Balled-up ideas

It’s nice if whatever you’ve got to work with smells like fresh air. (Image by Willi Heidelbach)

I like nothing more than to help someone lay out the possibilities for their life and work, sort and organize them, and develop a plan for what to do.

I love to share in the feeling of clarity that comes from taking a step forward on a meaningful project, confident in what needs to be done and what it takes to do it.

The feeling that leads us to that moment can be quite uncomfortable. When we have a bunch of stuff we’re trying to figure out, it’s like it’s all tangled up.

Everything’s overlapping and balled up and half hidden, kind of like a load of clean laundry that’s been dumped into a basket.

What we have to do is get everything laid out so we can see what’s there and how it all fits together.

To do that with laundry, we pull out the pieces one by one. We smooth and fold and categorize.

To do that with our ideas, we talk about them and to write about them, ideally with the help of another person.

We ask questions. What is this for? Who is this for? Where does this fit?

And why do I want to do it? (And why again, and why again.)

We can start to see which ideas relate to each other. We can see which thing to do first, which thing to do after that, and which things to let go of and give away to charity.

Once we’ve done this sorting and organizing, everything seems a lot simpler. Whereas the laundry was unknowable when it was all tossed together, now we can see exactly how many pairs of socks we have and how many shirts.

Similarly, inventorying a few of the ideas we have can make the prospect of acting on them less overwhelming. The edges appear. The scope becomes finite. Instead of facing an endless slog, we uncover some initial outcomes we can shoot for and a way to measure tangible progress.

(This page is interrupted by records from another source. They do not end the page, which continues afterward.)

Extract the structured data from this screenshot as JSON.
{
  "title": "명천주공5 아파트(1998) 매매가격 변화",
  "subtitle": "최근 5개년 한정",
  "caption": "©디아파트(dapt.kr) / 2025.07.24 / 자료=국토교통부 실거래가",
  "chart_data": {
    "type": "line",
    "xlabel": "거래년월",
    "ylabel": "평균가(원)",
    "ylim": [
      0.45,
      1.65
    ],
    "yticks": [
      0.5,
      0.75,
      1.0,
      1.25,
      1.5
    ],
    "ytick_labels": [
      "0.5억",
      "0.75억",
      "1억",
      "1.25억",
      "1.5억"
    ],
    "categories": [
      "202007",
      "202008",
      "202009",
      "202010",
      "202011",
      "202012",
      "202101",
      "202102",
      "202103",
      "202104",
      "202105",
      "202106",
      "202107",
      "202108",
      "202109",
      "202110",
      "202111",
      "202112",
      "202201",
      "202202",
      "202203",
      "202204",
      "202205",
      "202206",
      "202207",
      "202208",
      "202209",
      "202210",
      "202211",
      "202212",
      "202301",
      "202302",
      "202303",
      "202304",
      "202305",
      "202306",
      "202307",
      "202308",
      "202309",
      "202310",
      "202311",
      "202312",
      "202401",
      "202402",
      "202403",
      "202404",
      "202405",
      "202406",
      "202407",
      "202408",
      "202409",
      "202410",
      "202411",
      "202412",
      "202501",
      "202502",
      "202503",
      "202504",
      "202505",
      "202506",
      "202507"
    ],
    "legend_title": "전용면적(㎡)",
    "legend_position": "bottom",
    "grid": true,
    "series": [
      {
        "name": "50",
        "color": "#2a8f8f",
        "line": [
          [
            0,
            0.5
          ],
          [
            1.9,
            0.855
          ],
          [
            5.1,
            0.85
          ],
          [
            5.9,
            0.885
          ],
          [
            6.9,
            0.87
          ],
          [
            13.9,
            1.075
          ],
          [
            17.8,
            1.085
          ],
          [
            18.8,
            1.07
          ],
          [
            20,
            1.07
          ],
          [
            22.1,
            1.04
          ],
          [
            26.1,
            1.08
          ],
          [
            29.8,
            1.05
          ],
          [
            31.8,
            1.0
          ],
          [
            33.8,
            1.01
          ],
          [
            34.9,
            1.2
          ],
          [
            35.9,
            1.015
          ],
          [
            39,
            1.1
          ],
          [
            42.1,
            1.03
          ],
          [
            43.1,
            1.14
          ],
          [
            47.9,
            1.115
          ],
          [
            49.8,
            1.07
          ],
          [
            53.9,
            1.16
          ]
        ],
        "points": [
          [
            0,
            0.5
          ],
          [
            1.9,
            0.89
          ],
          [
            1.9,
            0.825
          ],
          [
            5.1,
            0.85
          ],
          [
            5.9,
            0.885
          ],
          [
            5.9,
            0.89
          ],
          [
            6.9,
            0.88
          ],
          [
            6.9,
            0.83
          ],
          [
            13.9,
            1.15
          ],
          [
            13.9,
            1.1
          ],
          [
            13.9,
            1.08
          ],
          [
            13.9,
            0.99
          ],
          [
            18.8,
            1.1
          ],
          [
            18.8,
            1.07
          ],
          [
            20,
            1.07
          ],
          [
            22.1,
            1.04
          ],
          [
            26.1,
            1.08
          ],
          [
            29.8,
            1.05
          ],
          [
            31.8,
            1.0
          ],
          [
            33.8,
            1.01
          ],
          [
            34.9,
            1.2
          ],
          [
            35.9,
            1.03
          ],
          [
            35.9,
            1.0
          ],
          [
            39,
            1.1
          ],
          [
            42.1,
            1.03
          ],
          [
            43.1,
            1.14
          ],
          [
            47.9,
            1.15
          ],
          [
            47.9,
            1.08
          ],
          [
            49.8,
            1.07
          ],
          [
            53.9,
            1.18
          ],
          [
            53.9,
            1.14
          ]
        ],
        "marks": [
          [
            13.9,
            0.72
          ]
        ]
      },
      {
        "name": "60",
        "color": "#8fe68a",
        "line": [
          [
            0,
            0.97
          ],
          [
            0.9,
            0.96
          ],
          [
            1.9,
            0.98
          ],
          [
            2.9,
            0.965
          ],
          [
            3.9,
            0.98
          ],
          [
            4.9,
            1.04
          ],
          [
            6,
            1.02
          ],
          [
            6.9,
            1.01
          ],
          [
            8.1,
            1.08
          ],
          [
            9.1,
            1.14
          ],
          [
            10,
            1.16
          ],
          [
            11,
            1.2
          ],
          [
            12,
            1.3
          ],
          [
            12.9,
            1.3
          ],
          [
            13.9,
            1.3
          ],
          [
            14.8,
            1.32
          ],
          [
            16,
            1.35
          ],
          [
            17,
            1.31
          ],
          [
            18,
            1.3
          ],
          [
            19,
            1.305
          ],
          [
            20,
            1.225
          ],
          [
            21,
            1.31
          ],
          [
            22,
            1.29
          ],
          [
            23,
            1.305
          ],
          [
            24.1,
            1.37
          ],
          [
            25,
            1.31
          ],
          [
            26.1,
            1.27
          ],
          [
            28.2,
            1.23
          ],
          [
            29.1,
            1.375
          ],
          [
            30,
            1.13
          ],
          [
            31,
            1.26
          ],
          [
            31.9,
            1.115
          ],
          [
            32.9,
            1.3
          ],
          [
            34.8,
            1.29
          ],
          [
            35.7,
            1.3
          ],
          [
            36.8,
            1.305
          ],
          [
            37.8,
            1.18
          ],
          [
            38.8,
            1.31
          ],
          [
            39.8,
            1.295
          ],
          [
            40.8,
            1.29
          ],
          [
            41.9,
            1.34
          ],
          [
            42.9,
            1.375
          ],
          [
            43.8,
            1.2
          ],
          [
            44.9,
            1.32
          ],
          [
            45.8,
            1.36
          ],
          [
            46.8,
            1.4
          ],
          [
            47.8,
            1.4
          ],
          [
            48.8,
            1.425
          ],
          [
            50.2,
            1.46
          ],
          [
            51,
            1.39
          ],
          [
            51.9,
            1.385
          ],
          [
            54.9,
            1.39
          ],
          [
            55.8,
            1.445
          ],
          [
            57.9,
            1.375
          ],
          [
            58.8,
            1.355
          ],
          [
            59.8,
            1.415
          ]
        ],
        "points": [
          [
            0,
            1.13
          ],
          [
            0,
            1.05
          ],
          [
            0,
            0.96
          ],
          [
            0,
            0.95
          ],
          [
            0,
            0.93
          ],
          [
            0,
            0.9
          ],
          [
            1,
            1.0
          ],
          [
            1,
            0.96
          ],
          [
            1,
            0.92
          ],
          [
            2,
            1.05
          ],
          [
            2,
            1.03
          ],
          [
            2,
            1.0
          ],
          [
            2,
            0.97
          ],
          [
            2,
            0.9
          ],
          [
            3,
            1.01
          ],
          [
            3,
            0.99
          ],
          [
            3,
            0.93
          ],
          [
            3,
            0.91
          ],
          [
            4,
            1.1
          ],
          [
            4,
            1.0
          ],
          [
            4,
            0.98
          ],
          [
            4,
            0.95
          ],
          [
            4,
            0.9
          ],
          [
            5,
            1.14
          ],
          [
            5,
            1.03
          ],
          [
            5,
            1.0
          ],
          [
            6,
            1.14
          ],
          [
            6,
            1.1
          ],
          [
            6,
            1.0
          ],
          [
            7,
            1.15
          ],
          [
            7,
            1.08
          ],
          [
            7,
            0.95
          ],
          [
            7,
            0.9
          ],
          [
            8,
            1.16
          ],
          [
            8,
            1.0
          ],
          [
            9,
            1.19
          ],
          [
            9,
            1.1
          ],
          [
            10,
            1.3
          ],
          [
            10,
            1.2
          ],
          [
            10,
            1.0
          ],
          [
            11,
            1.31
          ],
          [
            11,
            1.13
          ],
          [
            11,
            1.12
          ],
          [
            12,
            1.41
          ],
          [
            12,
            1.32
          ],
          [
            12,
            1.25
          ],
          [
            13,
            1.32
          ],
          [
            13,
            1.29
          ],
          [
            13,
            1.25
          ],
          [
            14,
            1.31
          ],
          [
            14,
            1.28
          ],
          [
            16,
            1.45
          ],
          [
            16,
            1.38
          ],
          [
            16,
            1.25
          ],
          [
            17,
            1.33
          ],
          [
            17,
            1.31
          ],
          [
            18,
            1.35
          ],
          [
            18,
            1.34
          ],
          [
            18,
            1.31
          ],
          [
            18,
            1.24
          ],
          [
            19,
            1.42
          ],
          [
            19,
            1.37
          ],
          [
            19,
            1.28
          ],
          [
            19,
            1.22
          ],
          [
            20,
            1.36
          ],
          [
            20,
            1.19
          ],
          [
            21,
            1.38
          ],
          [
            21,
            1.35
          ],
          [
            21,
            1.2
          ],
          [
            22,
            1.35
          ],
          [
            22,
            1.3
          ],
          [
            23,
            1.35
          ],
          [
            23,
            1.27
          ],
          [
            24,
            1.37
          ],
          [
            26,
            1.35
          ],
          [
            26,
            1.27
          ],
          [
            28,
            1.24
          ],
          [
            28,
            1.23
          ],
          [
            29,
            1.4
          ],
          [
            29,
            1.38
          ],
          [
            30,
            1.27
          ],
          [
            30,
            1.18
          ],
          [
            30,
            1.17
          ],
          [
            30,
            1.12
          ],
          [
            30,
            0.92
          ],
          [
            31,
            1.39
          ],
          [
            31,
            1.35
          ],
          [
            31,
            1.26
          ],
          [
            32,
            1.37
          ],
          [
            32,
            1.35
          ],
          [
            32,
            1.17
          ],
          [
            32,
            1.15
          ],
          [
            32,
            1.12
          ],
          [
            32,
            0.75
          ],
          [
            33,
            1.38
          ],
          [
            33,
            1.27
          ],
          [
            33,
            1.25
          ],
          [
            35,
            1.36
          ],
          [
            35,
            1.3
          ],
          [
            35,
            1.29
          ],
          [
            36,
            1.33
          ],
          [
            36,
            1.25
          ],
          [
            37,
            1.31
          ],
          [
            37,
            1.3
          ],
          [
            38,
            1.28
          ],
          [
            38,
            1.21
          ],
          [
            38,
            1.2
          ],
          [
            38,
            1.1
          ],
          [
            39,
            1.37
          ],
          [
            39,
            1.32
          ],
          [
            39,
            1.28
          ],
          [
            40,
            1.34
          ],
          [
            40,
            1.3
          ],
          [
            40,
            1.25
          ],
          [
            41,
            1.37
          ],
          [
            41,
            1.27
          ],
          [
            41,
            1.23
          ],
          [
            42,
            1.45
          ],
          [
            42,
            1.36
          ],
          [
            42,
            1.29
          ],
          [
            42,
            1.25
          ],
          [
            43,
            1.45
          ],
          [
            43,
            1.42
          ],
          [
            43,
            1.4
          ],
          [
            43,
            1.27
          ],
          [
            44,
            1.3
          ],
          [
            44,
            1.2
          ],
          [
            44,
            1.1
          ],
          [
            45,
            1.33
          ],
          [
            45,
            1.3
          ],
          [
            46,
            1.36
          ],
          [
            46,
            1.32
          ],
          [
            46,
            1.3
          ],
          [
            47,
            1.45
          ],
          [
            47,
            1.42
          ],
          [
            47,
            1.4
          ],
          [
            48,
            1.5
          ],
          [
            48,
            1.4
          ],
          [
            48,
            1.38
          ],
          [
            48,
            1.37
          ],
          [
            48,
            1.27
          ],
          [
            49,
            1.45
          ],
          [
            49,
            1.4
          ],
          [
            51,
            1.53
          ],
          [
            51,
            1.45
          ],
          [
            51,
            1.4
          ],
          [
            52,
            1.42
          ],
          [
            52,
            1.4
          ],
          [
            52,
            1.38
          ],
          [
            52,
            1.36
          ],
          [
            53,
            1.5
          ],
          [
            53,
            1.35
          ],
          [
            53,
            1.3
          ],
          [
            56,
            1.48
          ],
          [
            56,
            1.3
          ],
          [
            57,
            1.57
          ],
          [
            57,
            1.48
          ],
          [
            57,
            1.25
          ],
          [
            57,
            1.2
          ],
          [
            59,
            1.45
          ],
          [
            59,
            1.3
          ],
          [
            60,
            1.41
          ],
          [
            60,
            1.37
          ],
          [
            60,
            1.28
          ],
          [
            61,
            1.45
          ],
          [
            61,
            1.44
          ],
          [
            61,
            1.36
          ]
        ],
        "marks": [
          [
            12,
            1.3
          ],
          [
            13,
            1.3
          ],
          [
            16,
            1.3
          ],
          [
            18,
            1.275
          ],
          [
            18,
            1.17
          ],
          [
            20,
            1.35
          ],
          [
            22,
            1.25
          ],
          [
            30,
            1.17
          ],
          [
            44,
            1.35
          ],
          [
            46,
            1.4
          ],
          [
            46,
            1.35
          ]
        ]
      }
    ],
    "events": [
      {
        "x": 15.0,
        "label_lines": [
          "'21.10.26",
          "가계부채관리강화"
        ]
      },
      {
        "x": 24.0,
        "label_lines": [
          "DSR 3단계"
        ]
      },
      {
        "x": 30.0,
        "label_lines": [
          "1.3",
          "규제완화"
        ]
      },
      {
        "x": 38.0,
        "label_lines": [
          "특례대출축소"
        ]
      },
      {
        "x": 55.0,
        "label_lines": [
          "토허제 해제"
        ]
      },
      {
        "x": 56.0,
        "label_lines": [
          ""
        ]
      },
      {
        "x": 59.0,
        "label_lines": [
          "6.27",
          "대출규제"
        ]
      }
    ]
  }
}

We’ve reduced overwhelm by being selective in our attention. It would never do to leave everything visible. Our folded laundry gets put away neatly in drawers and on shelves. We are under no obligation to wear those clothes right away, and we would never wear them all at once.

Likewise, ideas are nice to have, but there doesn’t have to be anything urgent about them. They don’t always represent problems to solve or immediate actions to take. They can sit dormant indefinitely. Some of them will go out of style while they’re not being used, but that’s okay. We’re getting wear out of the ones that suit us best.

If you are struggling with balled-up ideas, there’s nothing wrong with just grabbing one off the top whenever you need it, like a college kid’s low-maintenance approach to laundry.

But if you’d like more confidence and less chaos in your work and in your mind, you can try laying things out, sorting, and folding. It’s not what you want to spend all of your time on, but it’s time well spent — even when there’s going to be another load coming tomorrow.

May you always have piles of ideas that fold like a load of towels and not like a load of baby clothes.